I know your on a really no going back path.. I'm thinking your best move is keep being the woman you feel you are.. people tend to gain weight when they worry less.. please try not to let it eat at you most things come to pass.. (you will get by it)

focus on the good if you can, it will get better.. your health will come back..

hugs Cheyenne

JenniferZ2009
06-21-2014, 12:16 AM
Thanks Cheyenne

Sorry to hear about the Lyme disease. I have been much happier now that I'm presenting as female with my full mind and body again so I do agree with you that continuing on that course sounds the best. Its a bit like what happened when I first started transitioning. My sister said I stopped being the person she didn't like I instead became a woman who cared deeply about herself and was motivated to better myself.

Jorja
06-21-2014, 08:14 AM
We hardly ever hear of it but there are many women (GGs) that have lost or are losing their hair for one reason or another.

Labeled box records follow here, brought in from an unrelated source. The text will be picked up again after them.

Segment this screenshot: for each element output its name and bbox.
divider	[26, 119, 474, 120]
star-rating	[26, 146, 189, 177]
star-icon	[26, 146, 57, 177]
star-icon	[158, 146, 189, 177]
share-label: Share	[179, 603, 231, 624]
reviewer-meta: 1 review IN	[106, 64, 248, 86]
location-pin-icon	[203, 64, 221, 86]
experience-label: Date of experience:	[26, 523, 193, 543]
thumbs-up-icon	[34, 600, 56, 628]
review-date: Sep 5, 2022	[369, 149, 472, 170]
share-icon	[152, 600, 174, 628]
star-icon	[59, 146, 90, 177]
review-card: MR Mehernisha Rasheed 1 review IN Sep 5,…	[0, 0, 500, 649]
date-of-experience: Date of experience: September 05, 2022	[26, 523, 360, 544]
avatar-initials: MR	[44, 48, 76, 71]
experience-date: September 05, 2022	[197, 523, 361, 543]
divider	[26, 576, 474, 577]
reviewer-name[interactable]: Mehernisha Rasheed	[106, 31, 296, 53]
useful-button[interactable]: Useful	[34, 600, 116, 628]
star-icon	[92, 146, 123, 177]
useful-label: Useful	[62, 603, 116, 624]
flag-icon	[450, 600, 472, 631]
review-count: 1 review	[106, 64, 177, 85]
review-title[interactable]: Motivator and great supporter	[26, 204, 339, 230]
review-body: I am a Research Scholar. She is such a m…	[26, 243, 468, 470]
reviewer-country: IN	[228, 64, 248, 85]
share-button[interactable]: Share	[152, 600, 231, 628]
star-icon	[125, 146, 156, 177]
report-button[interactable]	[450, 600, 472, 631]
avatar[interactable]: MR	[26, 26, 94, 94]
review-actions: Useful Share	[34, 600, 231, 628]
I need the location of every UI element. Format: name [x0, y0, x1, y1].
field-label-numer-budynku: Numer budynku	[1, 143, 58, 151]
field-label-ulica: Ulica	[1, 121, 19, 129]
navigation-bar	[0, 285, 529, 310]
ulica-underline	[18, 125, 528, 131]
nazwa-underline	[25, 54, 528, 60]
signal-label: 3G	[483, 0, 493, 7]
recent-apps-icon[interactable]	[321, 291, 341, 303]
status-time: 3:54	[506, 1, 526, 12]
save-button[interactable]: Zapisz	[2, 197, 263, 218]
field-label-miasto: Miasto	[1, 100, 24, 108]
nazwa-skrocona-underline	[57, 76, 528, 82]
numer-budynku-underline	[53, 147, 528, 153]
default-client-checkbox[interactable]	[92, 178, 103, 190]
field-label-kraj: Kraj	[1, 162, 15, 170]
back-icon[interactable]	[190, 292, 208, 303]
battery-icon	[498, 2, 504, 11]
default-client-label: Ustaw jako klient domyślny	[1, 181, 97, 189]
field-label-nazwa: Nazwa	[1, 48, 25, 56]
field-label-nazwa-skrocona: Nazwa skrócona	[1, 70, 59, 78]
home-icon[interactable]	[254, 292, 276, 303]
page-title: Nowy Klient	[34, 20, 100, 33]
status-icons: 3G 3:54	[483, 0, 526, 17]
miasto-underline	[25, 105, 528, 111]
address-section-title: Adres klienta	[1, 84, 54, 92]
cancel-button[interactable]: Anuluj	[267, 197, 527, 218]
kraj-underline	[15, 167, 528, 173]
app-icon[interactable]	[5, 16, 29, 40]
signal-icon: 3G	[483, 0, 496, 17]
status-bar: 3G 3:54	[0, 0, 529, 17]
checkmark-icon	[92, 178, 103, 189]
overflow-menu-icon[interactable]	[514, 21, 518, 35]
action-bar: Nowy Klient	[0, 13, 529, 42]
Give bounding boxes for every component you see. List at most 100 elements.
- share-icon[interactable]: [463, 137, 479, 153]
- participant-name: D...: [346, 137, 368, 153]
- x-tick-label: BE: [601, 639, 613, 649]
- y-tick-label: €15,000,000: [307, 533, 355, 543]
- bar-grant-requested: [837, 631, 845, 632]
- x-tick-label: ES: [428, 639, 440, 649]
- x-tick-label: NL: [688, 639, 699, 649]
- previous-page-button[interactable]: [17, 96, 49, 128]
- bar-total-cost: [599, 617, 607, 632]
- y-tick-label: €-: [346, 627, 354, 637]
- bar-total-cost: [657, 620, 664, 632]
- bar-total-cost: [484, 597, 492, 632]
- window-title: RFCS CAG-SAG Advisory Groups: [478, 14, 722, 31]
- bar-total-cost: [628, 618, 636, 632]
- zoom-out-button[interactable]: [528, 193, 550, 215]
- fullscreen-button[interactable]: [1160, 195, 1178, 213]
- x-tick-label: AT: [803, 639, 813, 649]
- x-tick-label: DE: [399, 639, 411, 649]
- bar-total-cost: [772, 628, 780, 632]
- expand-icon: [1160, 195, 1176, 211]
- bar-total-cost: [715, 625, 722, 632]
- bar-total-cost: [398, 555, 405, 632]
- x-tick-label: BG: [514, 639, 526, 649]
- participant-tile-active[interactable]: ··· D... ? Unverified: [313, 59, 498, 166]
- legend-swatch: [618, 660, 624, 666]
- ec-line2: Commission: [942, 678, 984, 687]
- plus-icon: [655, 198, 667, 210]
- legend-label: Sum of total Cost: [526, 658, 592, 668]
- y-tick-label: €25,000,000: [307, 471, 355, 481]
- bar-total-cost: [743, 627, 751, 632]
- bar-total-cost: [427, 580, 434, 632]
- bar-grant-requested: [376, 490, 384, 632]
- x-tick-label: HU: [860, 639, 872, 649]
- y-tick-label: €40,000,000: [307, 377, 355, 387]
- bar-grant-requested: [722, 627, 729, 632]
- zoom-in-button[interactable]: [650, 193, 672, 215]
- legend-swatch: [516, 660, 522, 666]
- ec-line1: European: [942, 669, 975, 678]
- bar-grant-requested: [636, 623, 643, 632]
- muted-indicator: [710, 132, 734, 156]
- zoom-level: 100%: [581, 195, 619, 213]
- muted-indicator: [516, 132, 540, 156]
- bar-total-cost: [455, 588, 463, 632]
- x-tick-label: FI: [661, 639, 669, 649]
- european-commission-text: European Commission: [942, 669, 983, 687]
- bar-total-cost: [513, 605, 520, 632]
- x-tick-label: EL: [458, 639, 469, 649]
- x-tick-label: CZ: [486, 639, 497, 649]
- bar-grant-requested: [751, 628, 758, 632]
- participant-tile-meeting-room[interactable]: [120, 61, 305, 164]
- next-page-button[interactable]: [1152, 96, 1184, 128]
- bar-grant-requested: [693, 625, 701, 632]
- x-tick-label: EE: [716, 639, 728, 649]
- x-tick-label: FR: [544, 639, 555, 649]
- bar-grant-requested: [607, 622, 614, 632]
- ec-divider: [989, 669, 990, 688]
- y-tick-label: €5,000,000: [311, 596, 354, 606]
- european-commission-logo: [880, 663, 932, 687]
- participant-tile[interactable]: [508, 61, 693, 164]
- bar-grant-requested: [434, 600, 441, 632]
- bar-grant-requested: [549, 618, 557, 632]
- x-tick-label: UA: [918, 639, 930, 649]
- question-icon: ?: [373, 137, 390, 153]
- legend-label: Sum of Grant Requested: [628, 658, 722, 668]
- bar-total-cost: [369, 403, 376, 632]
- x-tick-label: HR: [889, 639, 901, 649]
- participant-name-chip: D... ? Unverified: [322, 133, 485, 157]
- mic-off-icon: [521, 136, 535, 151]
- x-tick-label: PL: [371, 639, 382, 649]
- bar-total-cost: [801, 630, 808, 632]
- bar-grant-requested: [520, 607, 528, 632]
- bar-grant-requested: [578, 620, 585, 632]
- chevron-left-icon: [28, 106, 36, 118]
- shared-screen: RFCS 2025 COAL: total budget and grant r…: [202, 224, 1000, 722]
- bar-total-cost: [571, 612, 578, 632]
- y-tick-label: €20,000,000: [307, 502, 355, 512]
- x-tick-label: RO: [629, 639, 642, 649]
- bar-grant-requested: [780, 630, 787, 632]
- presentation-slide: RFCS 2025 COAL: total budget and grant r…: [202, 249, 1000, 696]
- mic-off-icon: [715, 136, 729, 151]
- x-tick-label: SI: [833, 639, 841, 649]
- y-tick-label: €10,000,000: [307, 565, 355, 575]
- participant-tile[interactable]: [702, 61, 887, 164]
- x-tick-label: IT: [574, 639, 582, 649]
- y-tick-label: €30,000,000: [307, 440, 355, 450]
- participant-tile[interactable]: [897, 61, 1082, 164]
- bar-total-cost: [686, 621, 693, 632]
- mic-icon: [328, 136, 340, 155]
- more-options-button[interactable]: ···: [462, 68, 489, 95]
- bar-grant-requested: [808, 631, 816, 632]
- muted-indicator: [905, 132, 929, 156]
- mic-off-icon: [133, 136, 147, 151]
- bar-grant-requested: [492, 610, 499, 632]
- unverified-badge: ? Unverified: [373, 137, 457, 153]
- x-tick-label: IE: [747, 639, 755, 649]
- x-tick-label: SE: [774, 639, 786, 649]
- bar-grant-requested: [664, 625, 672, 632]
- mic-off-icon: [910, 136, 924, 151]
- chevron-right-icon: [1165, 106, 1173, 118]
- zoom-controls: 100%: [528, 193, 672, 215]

Just this past Monday night on the show America's Got Talent there was a woman who had lost her hair to Alopecia. She wore a wig. She hated it but was fine with it. It didn't make her any less of a woman. Get used to it and be happy for what you do have.

Kimberly Kael
06-21-2014, 10:13 AM
So true, Jorja! Women are under constant barrages of social messages setting unachievable expectations. Everyone falls short of the supposed ideal, so its important to learn to be proud of who we are instead of worrying about who we are not. easier siad than done, of course, which is why a lot of women do spend a lot of time obsessing over our imperfections.